As more technologically complex issues that are based on current scientific research end up in the courts, it has become increasingly apparent that judges now need to have an almost-impossible mix of scientific acumen in addition to juridical expertise.
In When Questions of Science Come to a Courtroom, Truth has Many Faces, NYT writer Cornelia Dean presents a detailed look at the changing face of scientific cases over the past century. Including a history of morphing rules for the legal includability of scientific evidence and outside experts, the article is a stark warning about the dangers of scientific cases being judged by those least able to judge the science. (This is not an argument for knowing science content, but rather the process of science, from data to theory and acceptance.) In some cases, bad science rules the day in court because some judges don’t know enough about the scientific process to direct juries appropriately.
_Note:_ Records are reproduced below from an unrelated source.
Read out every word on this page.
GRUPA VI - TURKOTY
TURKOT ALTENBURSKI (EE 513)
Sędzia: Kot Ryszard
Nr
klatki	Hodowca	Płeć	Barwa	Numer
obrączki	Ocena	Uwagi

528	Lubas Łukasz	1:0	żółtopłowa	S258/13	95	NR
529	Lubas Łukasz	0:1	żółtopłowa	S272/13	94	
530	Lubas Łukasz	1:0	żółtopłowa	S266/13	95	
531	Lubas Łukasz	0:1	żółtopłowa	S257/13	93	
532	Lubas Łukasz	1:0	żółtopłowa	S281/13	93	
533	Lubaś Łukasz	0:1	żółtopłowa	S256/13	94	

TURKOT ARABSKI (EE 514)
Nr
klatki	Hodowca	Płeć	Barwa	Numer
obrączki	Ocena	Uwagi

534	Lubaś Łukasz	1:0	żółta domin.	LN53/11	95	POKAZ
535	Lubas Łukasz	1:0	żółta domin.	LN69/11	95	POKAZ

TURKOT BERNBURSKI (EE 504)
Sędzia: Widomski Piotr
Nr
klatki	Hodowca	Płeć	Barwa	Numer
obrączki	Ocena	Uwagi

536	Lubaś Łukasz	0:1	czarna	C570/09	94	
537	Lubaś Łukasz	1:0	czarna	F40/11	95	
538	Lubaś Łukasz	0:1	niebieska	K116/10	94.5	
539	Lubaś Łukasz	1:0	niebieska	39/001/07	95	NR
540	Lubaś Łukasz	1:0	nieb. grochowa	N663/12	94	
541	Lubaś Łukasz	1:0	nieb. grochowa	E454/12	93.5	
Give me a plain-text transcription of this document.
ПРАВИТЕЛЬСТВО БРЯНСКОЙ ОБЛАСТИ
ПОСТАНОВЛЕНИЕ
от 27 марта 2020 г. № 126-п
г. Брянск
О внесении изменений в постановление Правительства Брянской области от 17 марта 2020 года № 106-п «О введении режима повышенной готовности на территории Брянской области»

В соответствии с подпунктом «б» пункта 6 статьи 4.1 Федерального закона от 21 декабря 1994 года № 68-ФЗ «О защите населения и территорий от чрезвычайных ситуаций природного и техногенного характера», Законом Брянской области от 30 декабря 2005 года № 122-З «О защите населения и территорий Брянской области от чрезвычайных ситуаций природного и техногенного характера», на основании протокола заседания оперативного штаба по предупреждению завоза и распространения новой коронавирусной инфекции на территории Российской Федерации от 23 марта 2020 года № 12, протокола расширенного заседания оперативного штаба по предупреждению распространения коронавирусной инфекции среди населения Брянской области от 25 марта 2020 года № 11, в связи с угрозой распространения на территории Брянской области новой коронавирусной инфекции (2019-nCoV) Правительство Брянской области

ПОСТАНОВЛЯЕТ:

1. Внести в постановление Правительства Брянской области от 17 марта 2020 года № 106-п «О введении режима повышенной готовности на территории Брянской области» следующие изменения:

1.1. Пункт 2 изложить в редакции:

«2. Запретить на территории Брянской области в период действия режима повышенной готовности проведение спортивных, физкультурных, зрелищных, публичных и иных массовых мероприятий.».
As Dean quotes at the end of her piece:
Mr. Faigman, a professor at the University of California Hastings College of the Law, criticizes what he calls the court’s “abdication” of any responsibility to determine scientific facts. This practice cannot last, he wrote. “Science and technology today are so pervasive that the court cannot continue its slapdash ways,” he said. “The scientific revolution is everywhere; it cannot be ignored with impunity.”
Dean writes about the 1993 seminal case of Daubert v. Merrell Dow Pharmaceuticals. For more on this case,see Daubert: The Most Influential Supreme Court Decision You’ve Never Heard Of by David Michaels. Michaels is a contributor to the The Pump Handle blog.
Billed as a water cooler for the public health Crowd, The Pump Handle is a very informative site collaboratively maintained by scientists and public health professionals formerly from the FDA, OSHA, MSHA, DOE, among other agencies. The Pump Handle name comes from the 1954 London cholera epidemic of 1854 and the attempts of John Snow to convince anyone who would listen of the dangers of water from public pumps.